Angular Momentum of a uniform rod

[Shifty]

A uniform rod of length L rests on a frictionless horizontal surface. The rod pivots about a fixed frictionless axis at one end. The rod is initially at rest. A bullet traveling parallel to the horizontal surface and perpendicular to the rod with speed v strikes the rod at its center and becomes embedded in it. The mass of the bullet is one-fourth the mass of the rod.

What is the final angular speed of the rod?

Ok, so the answer is 6v/19L, but I don't know how to get there. I have been using angular momentum concepts, but I don't get that answer it wants.

Been on this question for many hours, thanks in advance

 

[ideasrule]

Since there's no external torque, the system's angular momentum is conserved. (The system consists of the bullet and the rod.) So what's the angular momentum of the system before the collision? What is it after, in terms of L and v?

 

[denverdoc]

Quick question--what did you get for the combined I after collision? Should be something like mL^2(1/3 +1/16) where m = mass os rod.

 

[Shifty]

Since there's no external torque, the system's angular momentum is conserved. (The system consists of the bullet and the rod.) So what's the angular momentum of the system before the collision? What is it after, in terms of L and v?

Before:
$$m_{B}=m_{r}/4$$
$$v=L\omega/2$$
$$\omega=2v/L$$

$$P_{net}=m_{r}L^{2}(0)/3+m_{B}\frac{L}{2}\omega=m_{r}L^{2}v/4$$

After:
$$I_p=I_{rod}+m_BL^2/4=19/48*m_rL^2$$

$$P_{net}=19/48*m_rL^2\omega$$

Solution:
$$m_rL^2v/4=19/48*m_rL^2\omega\Rightarrow\omega=12v/19$$

I got close but I mest up somewhere

 

[Shifty]

Quick question--what did you get for the combined I after collision?

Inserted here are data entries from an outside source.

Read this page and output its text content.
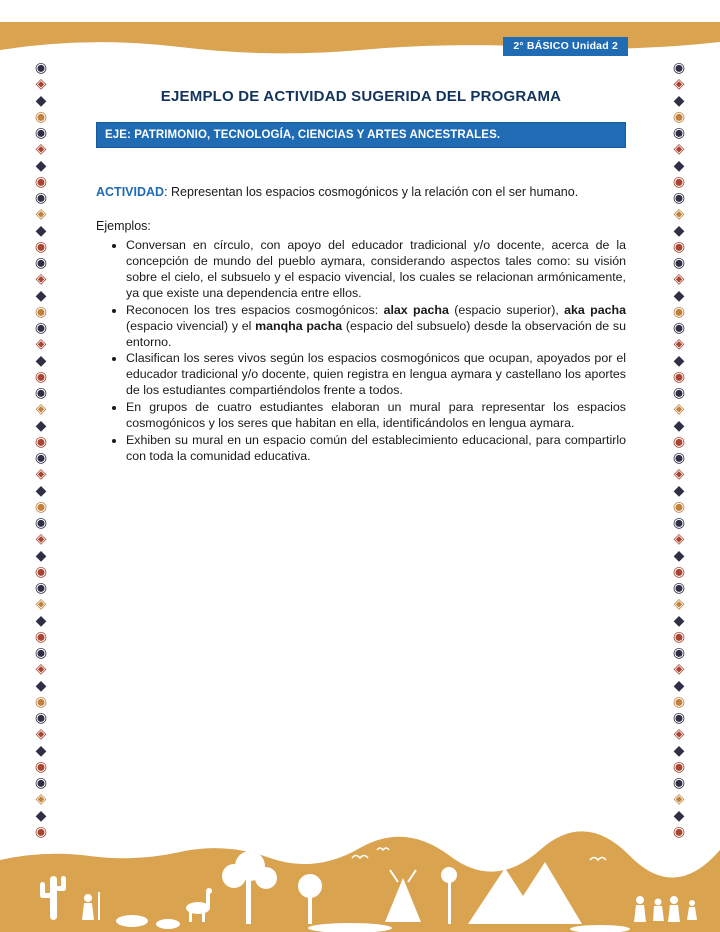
2° BÁSICO Unidad 2
◉
◈
◆
◉
◉
◈
◆
◉
◉
◈
◆
◉
◉
◈
◆
◉
◉
◈
◆
◉
◉
◈
◆
◉
◉
◈
◆
◉
◉
◈
◆
◉
◉
◈
◆
◉
◉
◈
◆
◉
◉
◈
◆
◉
◉
◈
◆
◉
◉
◈
◆
◉
◉
◈
◆
◉
◉
◈
◆
◉
◉
◈
◆
◉
◉
◈
◆
◉
◉
◈
◆
◉
◉
◈
◆
◉
◉
◈
◆
◉
◉
◈
◆
◉
◉
◈
◆
◉
◉
◈
◆
◉
◉
◈
◆
◉
EJEMPLO DE ACTIVIDAD SUGERIDA DEL PROGRAMA
EJE: PATRIMONIO, TECNOLOGÍA, CIENCIAS Y ARTES ANCESTRALES.
ACTIVIDAD: Representan los espacios cosmogónicos y la relación con el ser humano.
Ejemplos:
• Conversan en círculo, con apoyo del educador tradicional y/o docente, acerca de la concepción de mundo del pueblo aymara, considerando aspectos tales como: su visión sobre el cielo, el subsuelo y el espacio vivencial, los cuales se relacionan armónicamente, ya que existe una dependencia entre ellos.
• Reconocen los tres espacios cosmogónicos: alax pacha (espacio superior), aka pacha (espacio vivencial) y el manqha pacha (espacio del subsuelo) desde la observación de su entorno.
• Clasifican los seres vivos según los espacios cosmogónicos que ocupan, apoyados por el educador tradicional y/o docente, quien registra en lengua aymara y castellano los aportes de los estudiantes compartiéndolos frente a todos.
• En grupos de cuatro estudiantes elaboran un mural para representar los espacios cosmogónicos y los seres que habitan en ella, identificándolos en lengua aymara.
• Exhiben su mural en un espacio común del establecimiento educacional, para compartirlo con toda la comunidad educativa.
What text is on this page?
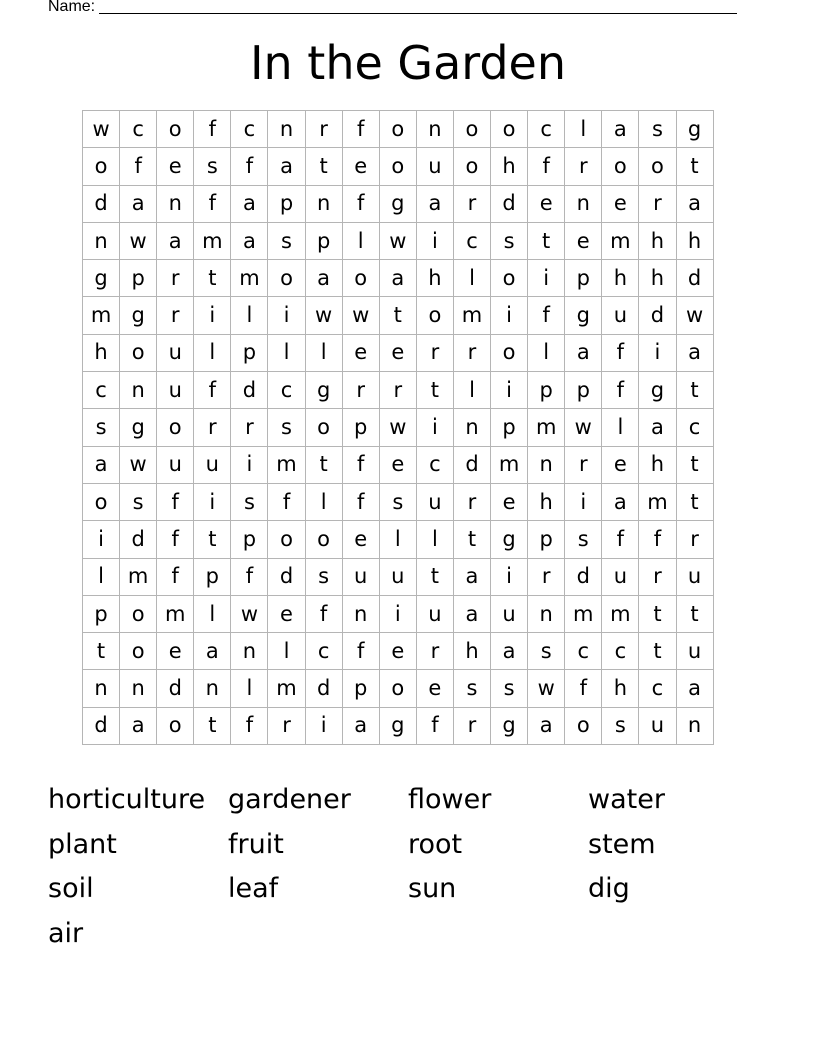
Name:
In the Garden
w	c	o	f	c	n	r	f	o	n	o	o	c	l	a	s	g
o	f	e	s	f	a	t	e	o	u	o	h	f	r	o	o	t
d	a	n	f	a	p	n	f	g	a	r	d	e	n	e	r	a
n	w	a	m	a	s	p	l	w	i	c	s	t	e	m	h	h
g	p	r	t	m	o	a	o	a	h	l	o	i	p	h	h	d
m	g	r	i	l	i	w	w	t	o	m	i	f	g	u	d	w
h	o	u	l	p	l	l	e	e	r	r	o	l	a	f	i	a
c	n	u	f	d	c	g	r	r	t	l	i	p	p	f	g	t
s	g	o	r	r	s	o	p	w	i	n	p	m	w	l	a	c
a	w	u	u	i	m	t	f	e	c	d	m	n	r	e	h	t
o	s	f	i	s	f	l	f	s	u	r	e	h	i	a	m	t
i	d	f	t	p	o	o	e	l	l	t	g	p	s	f	f	r
l	m	f	p	f	d	s	u	u	t	a	i	r	d	u	r	u
p	o	m	l	w	e	f	n	i	u	a	u	n	m	m	t	t
t	o	e	a	n	l	c	f	e	r	h	a	s	c	c	t	u
n	n	d	n	l	m	d	p	o	e	s	s	w	f	h	c	a
d	a	o	t	f	r	i	a	g	f	r	g	a	o	s	u	n
horticulture gardener	flower	water
plant	fruit	root	stem
soil	leaf	sun	dig
air
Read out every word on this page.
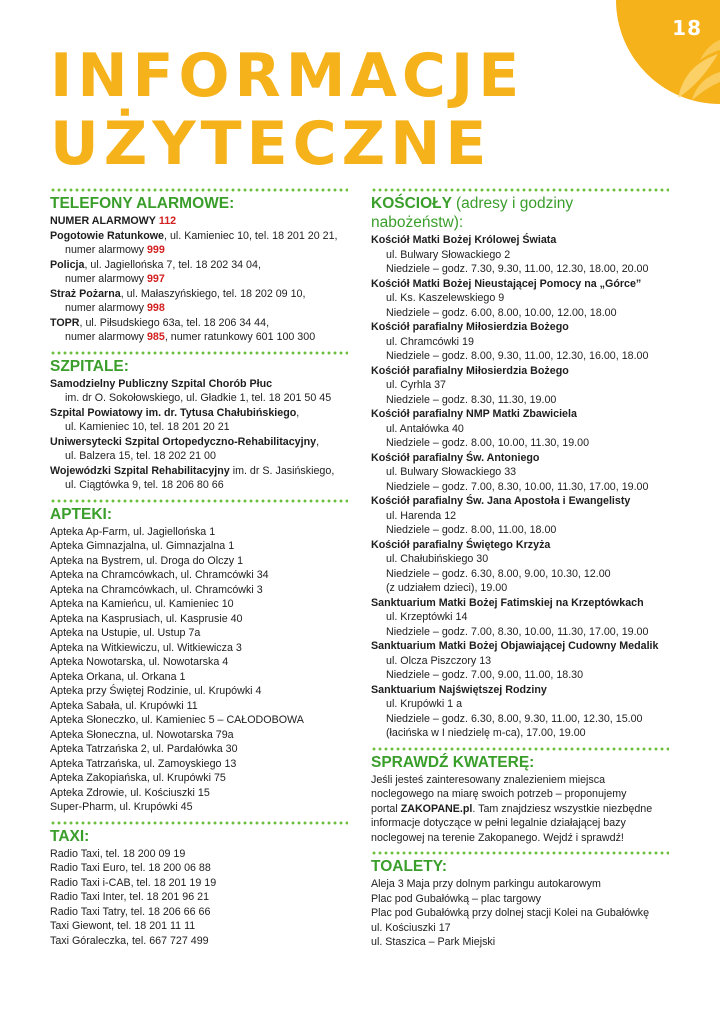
18
INFORMACJE
UŻYTECZNE
TELEFONY ALARMOWE:
NUMER ALARMOWY 112
Pogotowie Ratunkowe, ul. Kamieniec 10, tel. 18 201 20 21,
numer alarmowy 999
Policja, ul. Jagiellońska 7, tel. 18 202 34 04,
numer alarmowy 997
Straż Pożarna, ul. Małaszyńskiego, tel. 18 202 09 10,
numer alarmowy 998
TOPR, ul. Piłsudskiego 63a, tel. 18 206 34 44,
numer alarmowy 985, numer ratunkowy 601 100 300
SZPITALE:
Samodzielny Publiczny Szpital Chorób Płuc
im. dr O. Sokołowskiego, ul. Gładkie 1, tel. 18 201 50 45
Szpital Powiatowy im. dr. Tytusa Chałubińskiego,
ul. Kamieniec 10, tel. 18 201 20 21
Uniwersytecki Szpital Ortopedyczno-Rehabilitacyjny,
ul. Balzera 15, tel. 18 202 21 00
Wojewódzki Szpital Rehabilitacyjny im. dr S. Jasińskiego,
ul. Ciągtówka 9, tel. 18 206 80 66
APTEKI:
Apteka Ap-Farm, ul. Jagiellońska 1
Apteka Gimnazjalna, ul. Gimnazjalna 1
Apteka na Bystrem, ul. Droga do Olczy 1
Apteka na Chramcówkach, ul. Chramcówki 34
Apteka na Chramcówkach, ul. Chramcówki 3
Apteka na Kamieńcu, ul. Kamieniec 10
Apteka na Kasprusiach, ul. Kasprusie 40
Apteka na Ustupie, ul. Ustup 7a
Apteka na Witkiewiczu, ul. Witkiewicza 3
Apteka Nowotarska, ul. Nowotarska 4
Apteka Orkana, ul. Orkana 1
Apteka przy Świętej Rodzinie, ul. Krupówki 4
Apteka Sabała, ul. Krupówki 11
Apteka Słoneczko, ul. Kamieniec 5 – CAŁODOBOWA
Apteka Słoneczna, ul. Nowotarska 79a
Apteka Tatrzańska 2, ul. Pardałówka 30
Apteka Tatrzańska, ul. Zamoyskiego 13
Apteka Zakopiańska, ul. Krupówki 75
Apteka Zdrowie, ul. Kościuszki 15
Super-Pharm, ul. Krupówki 45
TAXI:
Radio Taxi, tel. 18 200 09 19
Radio Taxi Euro, tel. 18 200 06 88
Radio Taxi i-CAB, tel. 18 201 19 19
Radio Taxi Inter, tel. 18 201 96 21
Radio Taxi Tatry, tel. 18 206 66 66
Taxi Giewont, tel. 18 201 11 11
Taxi Góraleczka, tel. 667 727 499
KOŚCIOŁY (adresy i godziny nabożeństw):
Kościół Matki Bożej Królowej Świata
ul. Bulwary Słowackiego 2
Niedziele – godz. 7.30, 9.30, 11.00, 12.30, 18.00, 20.00
Kościół Matki Bożej Nieustającej Pomocy na „Górce”
ul. Ks. Kaszelewskiego 9
Niedziele – godz. 6.00, 8.00, 10.00, 12.00, 18.00
Kościół parafialny Miłosierdzia Bożego
ul. Chramcówki 19
Niedziele – godz. 8.00, 9.30, 11.00, 12.30, 16.00, 18.00
Kościół parafialny Miłosierdzia Bożego
ul. Cyrhla 37
Niedziele – godz. 8.30, 11.30, 19.00
Kościół parafialny NMP Matki Zbawiciela
ul. Antałówka 40
Niedziele – godz. 8.00, 10.00, 11.30, 19.00
Kościół parafialny Św. Antoniego
ul. Bulwary Słowackiego 33
Niedziele – godz. 7.00, 8.30, 10.00, 11.30, 17.00, 19.00
Kościół parafialny Św. Jana Apostoła i Ewangelisty
ul. Harenda 12
Niedziele – godz. 8.00, 11.00, 18.00
Kościół parafialny Świętego Krzyża
ul. Chałubińskiego 30
Niedziele – godz. 6.30, 8.00, 9.00, 10.30, 12.00
(z udziałem dzieci), 19.00
Sanktuarium Matki Bożej Fatimskiej na Krzeptówkach
ul. Krzeptówki 14
Niedziele – godz. 7.00, 8.30, 10.00, 11.30, 17.00, 19.00
Sanktuarium Matki Bożej Objawiającej Cudowny Medalik
ul. Olcza Piszczory 13
Niedziele – godz. 7.00, 9.00, 11.00, 18.30
Sanktuarium Najświętszej Rodziny
ul. Krupówki 1 a
Niedziele – godz. 6.30, 8.00, 9.30, 11.00, 12.30, 15.00
(łacińska w I niedzielę m-ca), 17.00, 19.00
SPRAWDŹ KWATERĘ:
Jeśli jesteś zainteresowany znalezieniem miejsca
noclegowego na miarę swoich potrzeb – proponujemy
portal ZAKOPANE.pl. Tam znajdziesz wszystkie niezbędne
informacje dotyczące w pełni legalnie działającej bazy
noclegowej na terenie Zakopanego. Wejdź i sprawdź!
TOALETY:
Aleja 3 Maja przy dolnym parkingu autokarowym
Plac pod Gubałówką – plac targowy
Plac pod Gubałówką przy dolnej stacji Kolei na Gubałówkę
ul. Kościuszki 17
ul. Staszica – Park Miejski
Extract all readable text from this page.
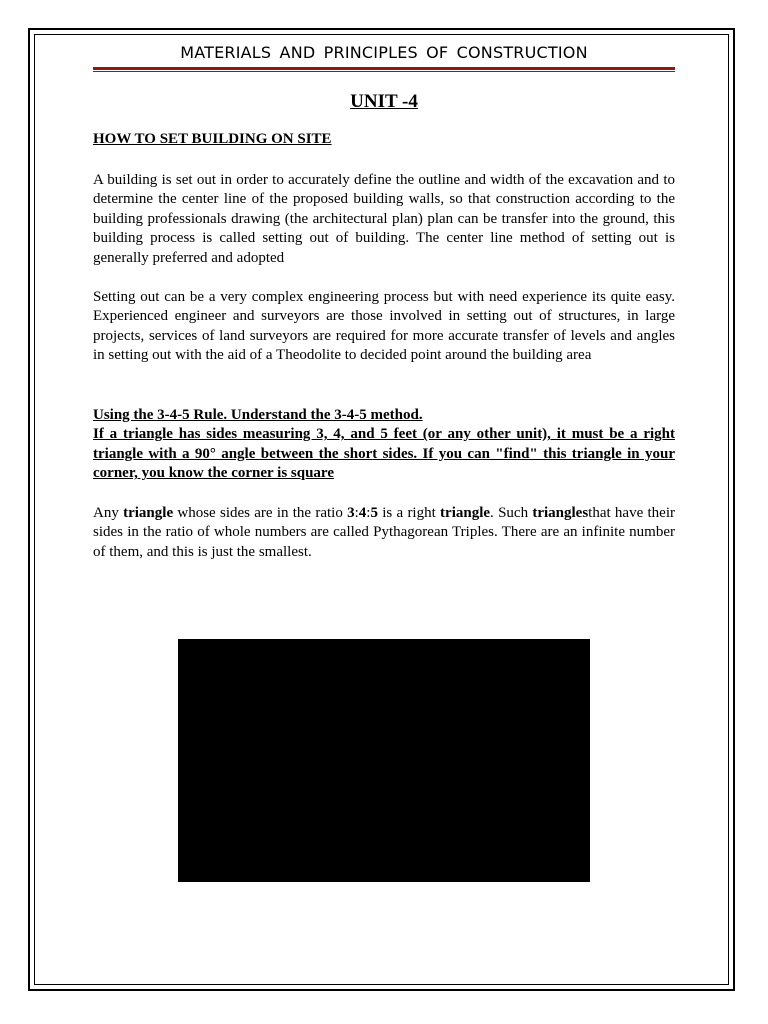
MATERIALS AND PRINCIPLES OF CONSTRUCTION
UNIT -4
HOW TO SET BUILDING ON SITE

A building is set out in order to accurately define the outline and width of the excavation and to determine the center line of the proposed building walls, so that construction according to the building professionals drawing (the architectural plan) plan can be transfer into the ground, this building process is called setting out of building. The center line method of setting out is generally preferred and adopted

Setting out can be a very complex engineering process but with need experience its quite easy. Experienced engineer and surveyors are those involved in setting out of structures, in large projects, services of land surveyors are required for more accurate transfer of levels and angles in setting out with the aid of a Theodolite to decided point around the building area

Using the 3-4-5 Rule. Understand the 3-4-5 method.
If a triangle has sides measuring 3, 4, and 5 feet (or any other unit), it must be a right triangle with a 90° angle between the short sides. If you can "find" this triangle in your corner, you know the corner is square

Any triangle whose sides are in the ratio 3:4:5 is a right triangle. Such trianglesthat have their sides in the ratio of whole numbers are called Pythagorean Triples. There are an infinite number of them, and this is just the smallest.
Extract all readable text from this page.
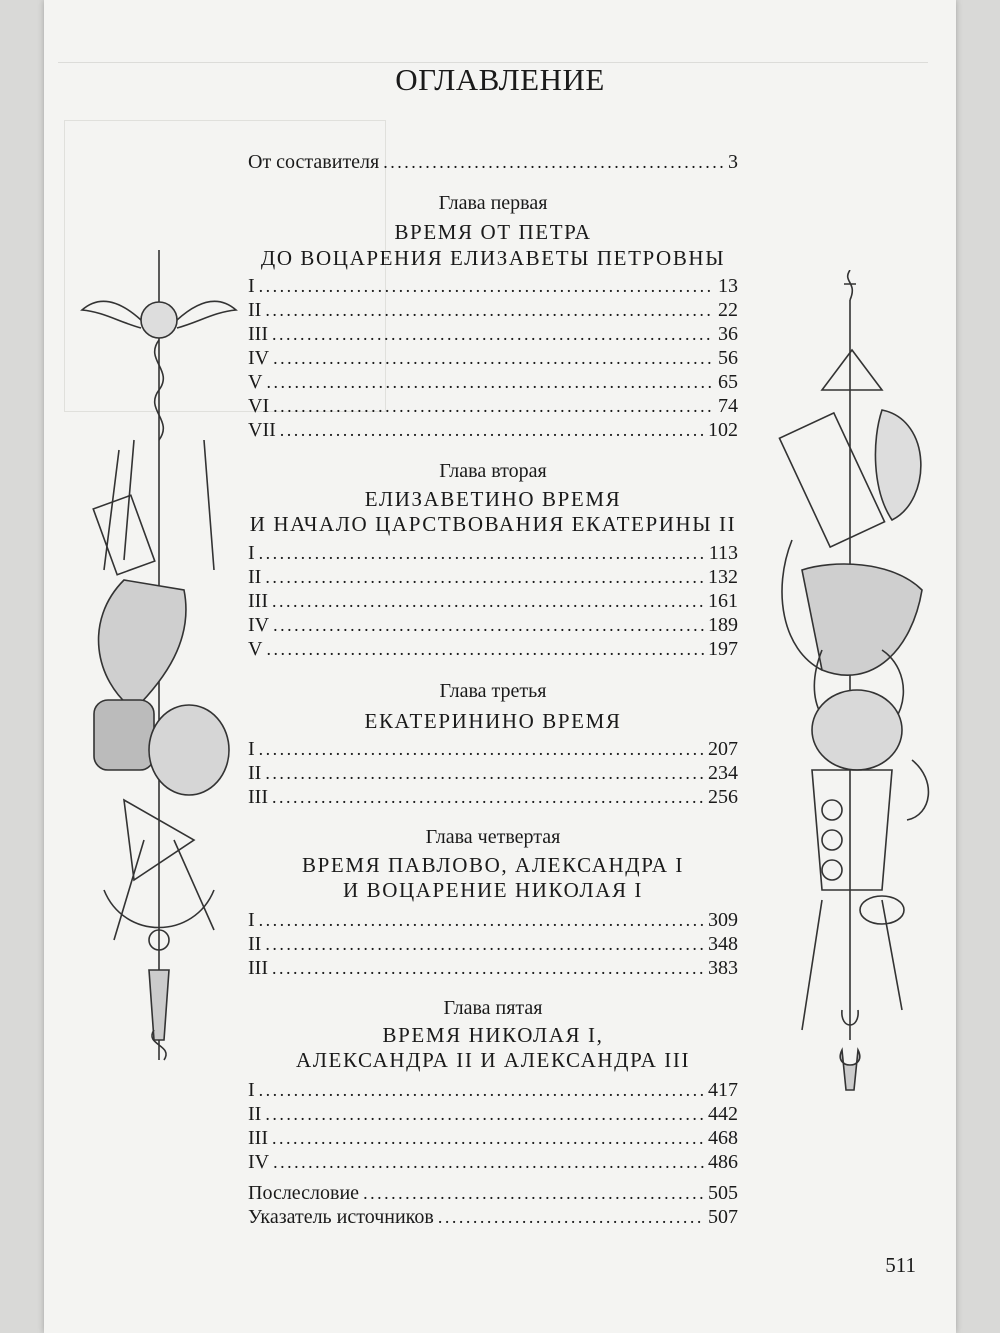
ОГЛАВЛЕНИЕ
От составителя . . .	3
Глава первая
ВРЕМЯ ОТ ПЕТРА
ДО ВОЦАРЕНИЯ ЕЛИЗАВЕТЫ ПЕТРОВНЫ
I . . .	13
II . . .	22
III . . .	36
IV . . .	56
V . . .	65
VI . . .	74
VII . . .	102
Глава вторая
ЕЛИЗАВЕТИНО ВРЕМЯ
И НАЧАЛО ЦАРСТВОВАНИЯ ЕКАТЕРИНЫ II
I . . .	113
II . . .	132
III . . .	161
IV . . .	189
V . . .	197
Глава третья
ЕКАТЕРИНИНО ВРЕМЯ
I . . .	207
II . . .	234
III . . .	256
Глава четвертая
ВРЕМЯ ПАВЛОВО, АЛЕКСАНДРА I
И ВОЦАРЕНИЕ НИКОЛАЯ I
I . . .	309
II . . .	348
III . . .	383
Глава пятая
ВРЕМЯ НИКОЛАЯ I,
АЛЕКСАНДРА II И АЛЕКСАНДРА III
I . . .	417
II . . .	442
III . . .	468
IV . . .	486
Послесловие . . .	505
Указатель источников . . .	507
511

Should be something like mL^2(1/3 +1/16) where m = mass os rod.

Yeah I did get that Moment of Inertia

 

[ideasrule]

Before:

$$P_{net}=m_{r}L^{2}(0)/3+m_{B}\frac{L}{2}\omega=m_{r}L^{2}v/4$$

Check this step. Your L's should cancel.

 

[ideasrule]

$$P_{net}=19/48*m_rL^2\omega$$

Try calculating the angular moment of the rod and of the bullet separately, then adding them together. Once you correct the previous mistake I pointed out, you'll see why.

 

[Shifty]

Try calculating the angular moment of the rod and of the bullet separately, then adding them together. Once you correct the previous mistake I pointed out, you'll see why.

$$P_{net}=m_rv/4=m_rL^2\omega/3+m_b(L/2)^2\omega=m_rL^2/3+m_rL^2\omega/16$$

That gives me:
$$P_{net}=19/48*m_rL^2\omega\Rightarrow\omega=12v/19L^2$$

Not quite there yet.

 

[Shifty]

Try calculating the angular moment of the rod and of the bullet separately, then adding them together. Once you correct the previous mistake I pointed out, you'll see why.

Got it:
$$P_{initial}=m_rvL/8$$

Then it works. Thanks, I realized that the angular momentum of the bullets should have been the same, your suggestion worked :).

 

[cdotter]

$$P_{net}=m_{r}L^{2}(0)/3+m_{B}\frac{L}{2}\omega=m_{r}L^{2}v/4$$

Sorry to bump this thread, but could someone explain to me why the last term is divided by four and not 3? In other words, why is the formula for angular inertia changing from (m*l^2)/3 to (m*l^2)/4?